TEXAS DEPARTMENT OF CRIMINAL JUSTICE; BRAD LIVINGSTON, in
his official capacity as Executive Director of the Texas Department of Criminal
Justice; CYNTHIA LOWERY, in her individual capacity; BILL PIERCE, in his
individual capacity; EDGAR BAKER, in his individual capacity; WARDEN
JOHN RUPERT; WARDEN TODD FOXWORTH,
Defendants-Appellees
Appeal from the United States District Court
for the Eastern District of Texas
USDC No. 6:11-CV-435
Before SMITH, WIENER, and ELROD, Circuit Judges.
PER CURIAM: *
Plaintiff-Appellant William E. Chance, Jr., appeals the district court’s
denial of his motion for attorneys fees under 42 U.S.C. § 1988(b), following the
settlement of his complaint under the Religious Land Use and
* Pursuant to 5TH CIR. R. 47.5, the court has determined that this opinion should not
be published and is not precedent except under the limited circumstances set forth in 5TH
CIR. R. 47.5.4.
Case: 14-40631 Document: 00513117496 Page: 2 Date Filed: 07/16/2015
No. 14-40631
Institutionalized Persons Act, 42 U.S.C. § 2000cc. Chance contends that the
district court misinterpreted the settlement agreement and erred in concluding
that he was not the prevailing party and not entitled to attorneys fees under
§ 1988. Even under de novo review, Chance’s claims are unavailing. See Davis
v. Abbott, 781 F.3d 207, 213 (5th Cir. 2015). Particularly in the absence of the
legal term of art “prevailing party” in its fees provision, the plain language and
the parties’ Rule 11 agreement left to the district court the resolution of the
issue of entitlement to attorneys fees. See Davis, 781 F.3d at 213.

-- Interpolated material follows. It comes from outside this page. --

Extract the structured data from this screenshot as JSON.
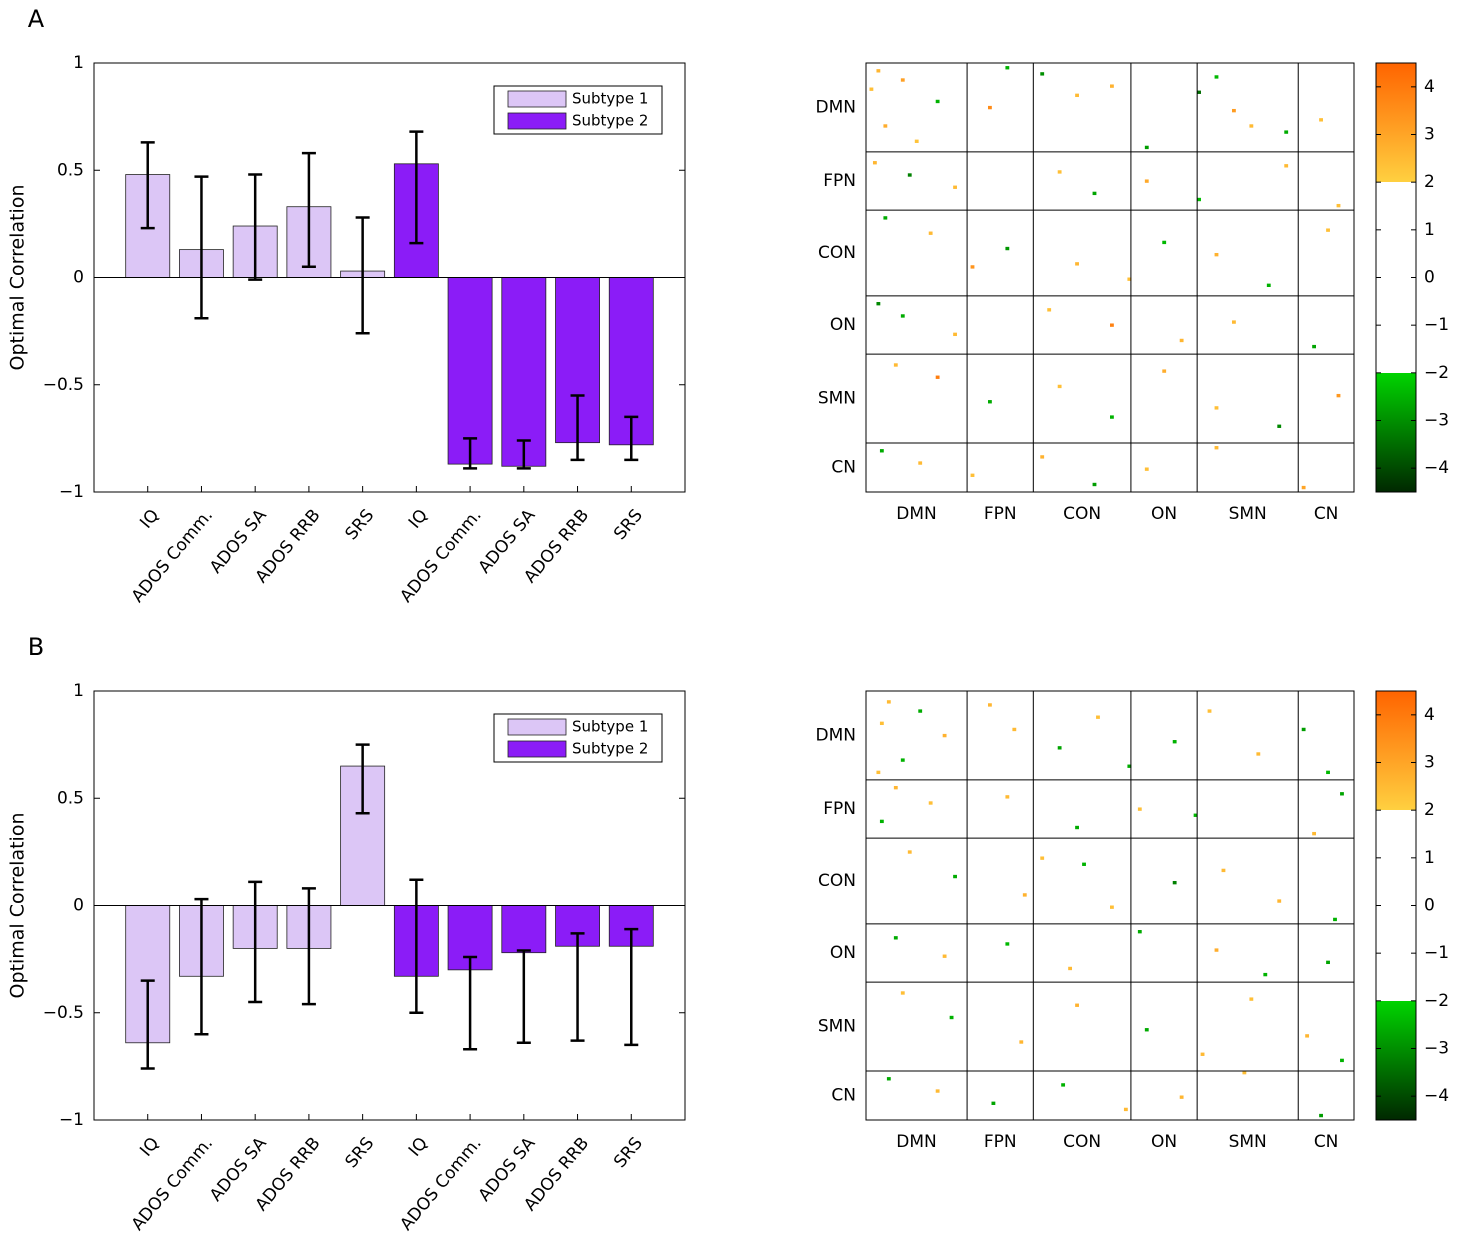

In determining whether a party is the prevailing party, courts use a
tripartite test, traceable to the Supreme Court’s decision in Buckhannon Bd.

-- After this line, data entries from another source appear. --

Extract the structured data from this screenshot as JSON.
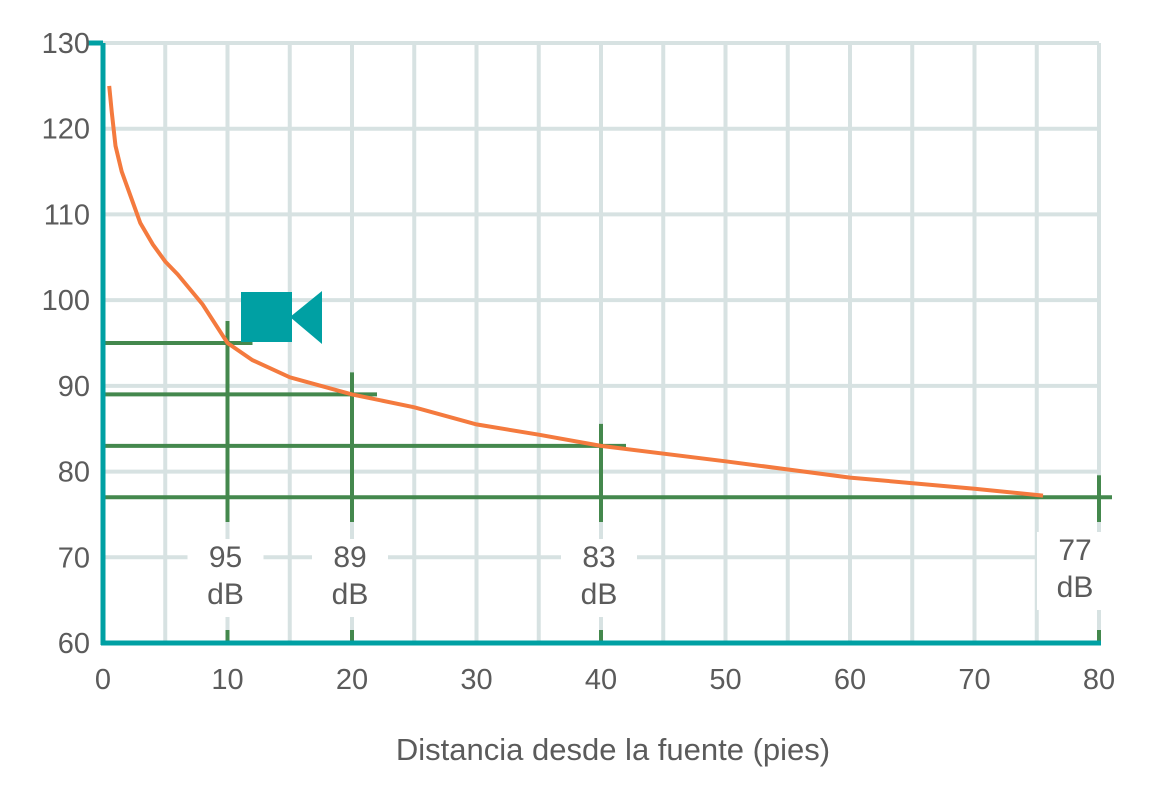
{
  "chart_data": {
    "type": "line",
    "title": "",
    "xlabel": "Distancia desde la fuente (pies)",
    "ylabel": "",
    "xlim": [
      0,
      80
    ],
    "ylim": [
      60,
      130
    ],
    "x_ticks": [
      0,
      10,
      20,
      30,
      40,
      50,
      60,
      70,
      80
    ],
    "y_ticks": [
      60,
      70,
      80,
      90,
      100,
      110,
      120,
      130
    ],
    "grid": true,
    "series": [
      {
        "x": [
          0.5,
          0.7,
          1,
          1.5,
          2,
          3,
          4,
          5,
          6,
          8,
          10,
          12,
          15,
          20,
          25,
          30,
          35,
          40,
          50,
          60,
          70,
          75.5
        ],
        "y": [
          125,
          122,
          118,
          115,
          113,
          109,
          106.5,
          104.5,
          103,
          99.5,
          95,
          93,
          91,
          89,
          87.5,
          85.5,
          84.3,
          83,
          81.2,
          79.3,
          78,
          77.2
        ],
        "color": "#f47a3e"
      }
    ],
    "markers": [
      {
        "x": 10,
        "y": 95,
        "value": "95",
        "unit": "dB"
      },
      {
        "x": 20,
        "y": 89,
        "value": "89",
        "unit": "dB"
      },
      {
        "x": 40,
        "y": 83,
        "value": "83",
        "unit": "dB"
      },
      {
        "x": 80,
        "y": 77,
        "value": "77",
        "unit": "dB"
      }
    ],
    "icon": "video-camera-icon",
    "colors": {
      "curve": "#f47a3e",
      "axis": "#00a0a3",
      "markers": "#44884d",
      "grid": "#d7e2e2",
      "icon": "#00a0a3"
    }
  }
}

& Care Home, Inc. v. W. Virginia Dep’t Of Health & Human Res., 532 U.S. 598
(2001). Davis, 781 F.3d at 214. First, a “plaintiff must achieve judicially-
sanctioned relief”; second, “the relief must materially alter the legal
relationship between the parties”; and, third, “the relief must modify the
defendant’s behavior in a way that directly benefits the plaintiff at the time
the relief is entered.” Davis, 781 F.3d at 214, quoting Petteway v. Henry, 738
F.3d 132, 137 (5th Cir. 2013).
Chance does not contest the district court’s construction of the parties’
agreement as a private settlement, and he fails to establish that the settlement
was anything other than a voluntary agreement by the defendants to alter
their future conduct regarding particular religious items required for his
practice of a Native American ceremony. See Davis, 781 F.3d at 214. As such,
the settlement lacked the required judicial imprimatur on the change to the
parties’ relationship to constitute Chance as the prevailing party. See Davis,
781 F.3d at 214.
The judgment of the district court is AFFIRMED.